One of the lessons that we can take from such passages is that there is nothing wrong with challenging someone (even God) to justify their behaviour or attitude. The chief priests and elders are not in the wrong because they question Jesus: they are in the wrong because the Gospel reveals that they are not motivated by a search for truth.
We may well ask how Matthew could know what the chief priests and elders said together (otherwise, we might assume that he has simply dreamed up some plausible words). On this point, my commentary annoyed me by flannelling: “The thoughts of Jesus’ opponents are manifest from their deeds.” That disguises the difficulty. It is one thing to accept that they mistrusted the Nazarene and his motives, but quite another to treat the words that Matthew reports as a verbatim record of what was spoken on that occasion.

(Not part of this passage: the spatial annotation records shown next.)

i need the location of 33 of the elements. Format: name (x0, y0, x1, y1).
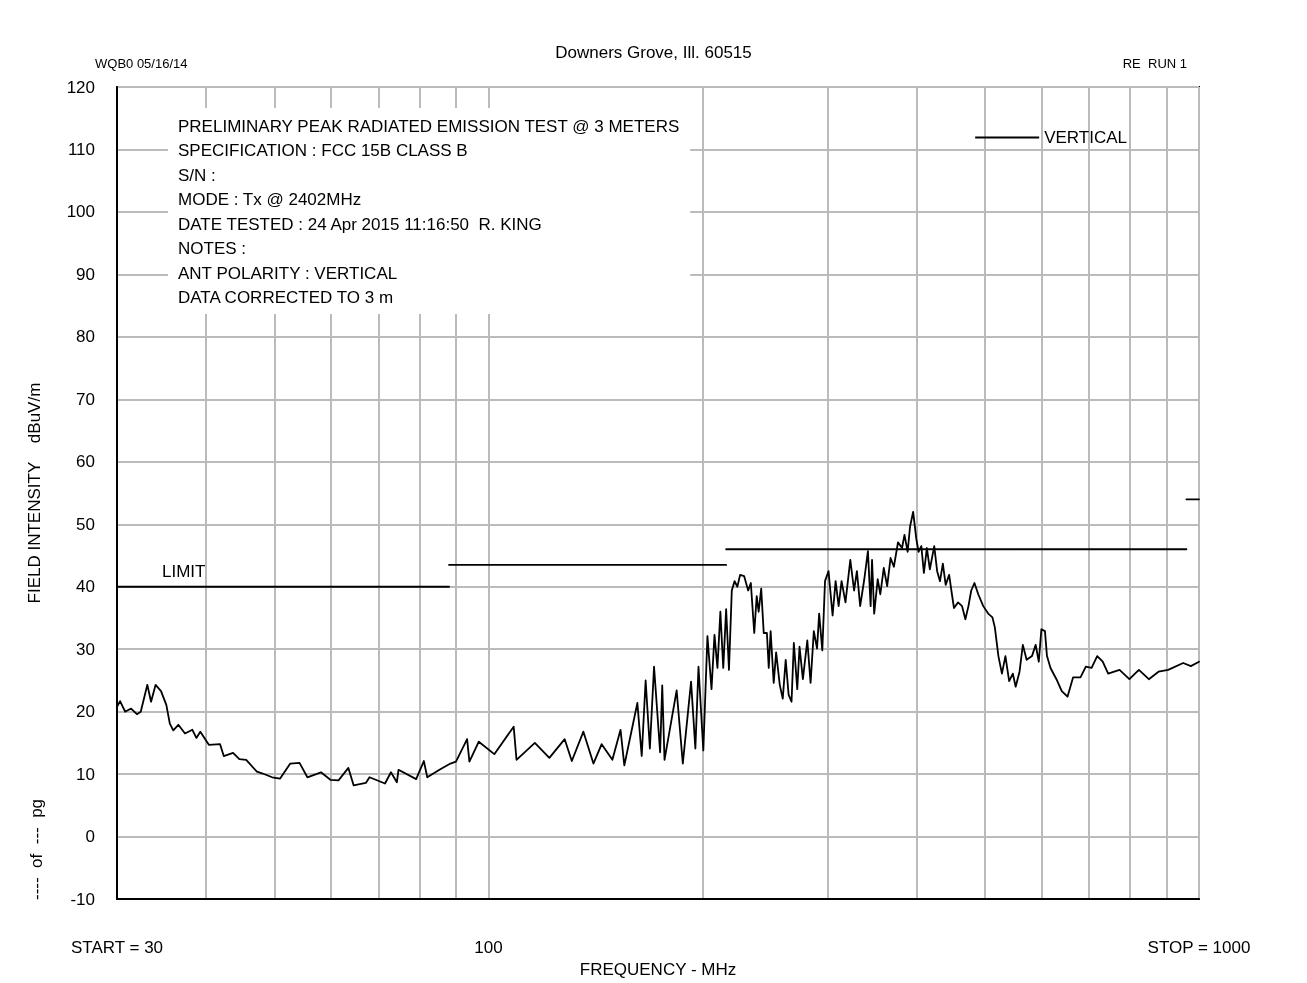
annotation: DATE TESTED : 24 Apr 2015 11:16:50 R. KING (178, 214, 542, 234)
text: PRELIMINARY PEAK RADIATED EMISSION TEST @ 3 METERS (178, 116, 680, 136)
y-tick-label: 60 (76, 452, 95, 472)
y-axis-title: FIELD INTENSITY dBuV/m (25, 382, 44, 604)
annotation: SPECIFICATION : FCC 15B CLASS B (178, 141, 468, 161)
y-tick-label: 70 (76, 389, 95, 409)
y-tick-label: 30 (76, 639, 95, 659)
y-tick-label: 110 (67, 139, 95, 159)
y-tick-label: 90 (76, 264, 95, 284)
annotation: ANT POLARITY : VERTICAL (178, 263, 398, 283)
annotation: NOTES : (178, 239, 247, 259)
annotation: LIMIT (162, 562, 206, 581)
y-tick-label: 80 (76, 327, 95, 347)
annotation: S/N : (178, 165, 216, 185)
y-tick-label: 20 (76, 702, 95, 722)
x-tick-label: 100 (474, 938, 503, 958)
y-tick-label: 100 (66, 202, 95, 222)
x-axis-title: FREQUENCY - MHz (579, 960, 737, 979)
text: WQB0 05/16/14 (95, 56, 188, 71)
y-tick-label: -10 (70, 889, 95, 909)
y-tick-label: 0 (85, 827, 95, 847)
x-tick-label: STOP = 1000 (1147, 938, 1251, 958)
x-tick-label: START = 30 (70, 938, 164, 958)
y-tick-label: 40 (76, 577, 95, 597)
legend-label: VERTICAL (1044, 128, 1127, 147)
y-tick-label: 50 (76, 514, 95, 534)
text: RE RUN 1 (1122, 56, 1188, 71)
chart-subtitle: Downers Grove, Ill. 60515 (555, 43, 752, 62)
annotation: MODE : Tx @ 2402MHz (178, 190, 362, 210)
y-tick-label: 120 (66, 77, 95, 97)
annotation: DATA CORRECTED TO 3 m (178, 288, 394, 308)
text: ---- of --- pg (27, 798, 46, 900)
y-tick-label: 10 (76, 764, 95, 784)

Thus, the first part of the passage, which is ostensibly about Jesus’s authority as a teacher, also invites us to consider Matthew’s authority as an Evangelist. Why should we believe that he knows what he appears to know? Consciously or unconsciously, we apply our different tests: (1) Does the Gospel “hang together” as an internally consistent piece of writing? Yes. (2) Does Jesus display integrity and consistency in his words and actions? Yes. (3) Does the Gospel as a whole cohere with what we know of Jesus from other writings? Yes.
To this, we should add a fourth point: (4) Is Matthew’s account based on any extant source material? Again, the answer is “Yes”; for, if we look at Mark (11.27-33), it is clear that Matthew has followed his account with only minor variations.
Once we are sure that the Gospel hangs together, that its picture of Jesus is convincing, that it is consistent with other evidence, and that it is based on a reliable source that we can verify independently, where does that leave us? We still do not have 100-per-cent certainty. If responding to Jesus our Lord with faith and love does not happen without proof, it is hard to see how a demonstration of his full identity would change hearts of stone to hearts of flesh.
However far back we go into the origins of the Gospel, we will never have “enough” proof. Sooner or later, we still have to take the leap of faith over the abyss of doubt and ignorance. But the voice of the one who speaks with authority — and not like one of the scribes (Matthew 7.29) — fills us with courage to take that leap.